Nos presentes autos o recorrente pede que sejam utilizados, em alternativa, diversos caminhos jurídicos para garantir que o seu recurso de apelação seja apreciado.
Noutros processos os interessados têm alegado que foram induzidos em erro por falta de clareza da lei e pela prática dos próprios magistrados de primeira e segunda instância que recebiam e julgavam os recursos sem suscitar a necessidade de reclamação e invocam o princípio da boa fé, a aplicação de solução idêntica ao artigo 282.º n.º 4 da Const. ou mesmo o n.º 5 do artigo 152.º do CPTA.
A questão pode ser ponderada nas estritas circunstâncias concretas em que surgiu e em que operou a uniformização de jurisprudência mas, ainda assim, reporta-se a um número considerável de casos, pelo que se trata de questão jurídica cuja relevância extravasa dos limites destes autos para se aplicar a outros casos idênticos como se depreende dos recursos pendentes e que estão a ser remetidos a esta formação.

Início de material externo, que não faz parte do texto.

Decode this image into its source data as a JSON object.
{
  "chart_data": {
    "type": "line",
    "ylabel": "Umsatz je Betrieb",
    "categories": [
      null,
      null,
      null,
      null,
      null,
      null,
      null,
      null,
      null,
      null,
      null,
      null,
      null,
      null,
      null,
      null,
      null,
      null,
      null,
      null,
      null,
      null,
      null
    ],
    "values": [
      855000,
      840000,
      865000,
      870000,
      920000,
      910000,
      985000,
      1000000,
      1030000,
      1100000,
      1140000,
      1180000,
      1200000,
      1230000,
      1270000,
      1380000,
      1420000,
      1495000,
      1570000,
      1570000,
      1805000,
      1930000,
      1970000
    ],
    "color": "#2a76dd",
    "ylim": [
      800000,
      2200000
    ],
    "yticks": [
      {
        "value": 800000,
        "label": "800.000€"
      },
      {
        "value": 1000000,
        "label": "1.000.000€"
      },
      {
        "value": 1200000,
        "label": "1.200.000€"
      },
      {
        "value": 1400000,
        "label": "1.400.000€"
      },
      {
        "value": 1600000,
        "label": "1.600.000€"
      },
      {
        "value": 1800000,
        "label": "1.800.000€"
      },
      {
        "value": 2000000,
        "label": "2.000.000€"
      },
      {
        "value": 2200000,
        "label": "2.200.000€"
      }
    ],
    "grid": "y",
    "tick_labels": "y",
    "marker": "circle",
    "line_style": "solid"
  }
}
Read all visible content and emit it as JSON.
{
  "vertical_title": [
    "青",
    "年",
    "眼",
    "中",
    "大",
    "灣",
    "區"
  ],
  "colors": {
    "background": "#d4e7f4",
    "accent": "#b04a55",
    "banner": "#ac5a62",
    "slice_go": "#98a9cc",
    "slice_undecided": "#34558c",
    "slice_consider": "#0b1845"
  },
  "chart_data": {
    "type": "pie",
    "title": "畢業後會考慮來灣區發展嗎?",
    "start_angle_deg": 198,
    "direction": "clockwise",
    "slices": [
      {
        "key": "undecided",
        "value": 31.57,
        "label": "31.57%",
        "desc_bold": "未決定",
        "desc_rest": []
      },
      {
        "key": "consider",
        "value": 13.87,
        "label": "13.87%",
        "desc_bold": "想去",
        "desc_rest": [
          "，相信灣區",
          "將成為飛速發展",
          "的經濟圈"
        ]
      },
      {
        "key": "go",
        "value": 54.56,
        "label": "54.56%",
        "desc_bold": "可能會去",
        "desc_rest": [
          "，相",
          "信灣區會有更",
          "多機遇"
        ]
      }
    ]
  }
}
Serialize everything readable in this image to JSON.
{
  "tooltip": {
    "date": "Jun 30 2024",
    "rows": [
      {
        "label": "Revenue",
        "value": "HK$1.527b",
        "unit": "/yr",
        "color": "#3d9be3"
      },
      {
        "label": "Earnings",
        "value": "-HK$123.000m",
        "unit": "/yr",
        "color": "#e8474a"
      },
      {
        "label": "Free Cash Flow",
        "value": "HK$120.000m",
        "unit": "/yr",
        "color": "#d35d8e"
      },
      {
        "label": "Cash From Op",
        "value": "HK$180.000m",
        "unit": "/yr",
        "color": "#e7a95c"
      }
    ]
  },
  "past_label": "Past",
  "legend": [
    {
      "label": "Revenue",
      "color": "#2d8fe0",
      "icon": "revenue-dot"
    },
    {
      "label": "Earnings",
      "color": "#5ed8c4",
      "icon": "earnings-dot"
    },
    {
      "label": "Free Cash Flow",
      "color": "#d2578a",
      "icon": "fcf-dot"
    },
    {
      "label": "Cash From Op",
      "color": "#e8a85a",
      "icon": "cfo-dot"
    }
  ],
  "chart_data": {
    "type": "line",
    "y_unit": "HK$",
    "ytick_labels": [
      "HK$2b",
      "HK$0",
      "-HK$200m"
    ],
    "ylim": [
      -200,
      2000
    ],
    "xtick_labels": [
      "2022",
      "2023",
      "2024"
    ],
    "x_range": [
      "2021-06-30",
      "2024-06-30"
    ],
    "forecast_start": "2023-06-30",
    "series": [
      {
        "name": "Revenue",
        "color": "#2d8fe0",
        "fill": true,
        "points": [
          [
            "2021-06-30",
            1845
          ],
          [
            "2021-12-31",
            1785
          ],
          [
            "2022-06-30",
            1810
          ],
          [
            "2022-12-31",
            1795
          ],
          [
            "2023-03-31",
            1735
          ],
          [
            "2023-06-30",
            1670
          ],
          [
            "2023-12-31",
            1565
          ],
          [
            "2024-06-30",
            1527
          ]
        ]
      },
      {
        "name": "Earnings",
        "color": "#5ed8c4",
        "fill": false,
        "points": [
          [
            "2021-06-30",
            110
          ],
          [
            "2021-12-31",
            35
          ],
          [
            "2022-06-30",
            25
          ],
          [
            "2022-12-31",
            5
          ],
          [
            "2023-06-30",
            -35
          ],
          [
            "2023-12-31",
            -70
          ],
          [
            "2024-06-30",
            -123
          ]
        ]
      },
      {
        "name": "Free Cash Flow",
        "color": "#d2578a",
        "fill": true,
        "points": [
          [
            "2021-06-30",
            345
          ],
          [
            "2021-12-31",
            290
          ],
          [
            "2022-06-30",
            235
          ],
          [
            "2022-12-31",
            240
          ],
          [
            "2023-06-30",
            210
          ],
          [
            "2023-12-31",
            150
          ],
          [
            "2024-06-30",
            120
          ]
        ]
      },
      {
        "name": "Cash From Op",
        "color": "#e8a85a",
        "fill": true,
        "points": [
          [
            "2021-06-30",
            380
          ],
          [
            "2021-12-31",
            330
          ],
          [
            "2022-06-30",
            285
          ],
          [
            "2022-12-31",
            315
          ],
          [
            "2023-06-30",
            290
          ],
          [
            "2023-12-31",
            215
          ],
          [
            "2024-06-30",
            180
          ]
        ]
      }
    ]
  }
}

Portanto, a questão jurídica da produção de efeitos do Acórdão uniformizador de jurisprudência quanto aos recursos recebidos e pendentes nos tribunais centrais à data da sua publicação em DR reclama uma resposta que, na medida do possível, se aplique a todos os casos idênticos.
A respectiva solução pelo Supremo pode contribuir para uma melhor aplicação do direito em termos de uniformidade e previsibilidade, sendo que, como questão processual, se reflecte, transversalmente, sobre litígios relativos a diferentes questões substantivas, entre as quais se encontram algumas de excepcional relevância.
Conclui-se, assim, que é de admitir a revista.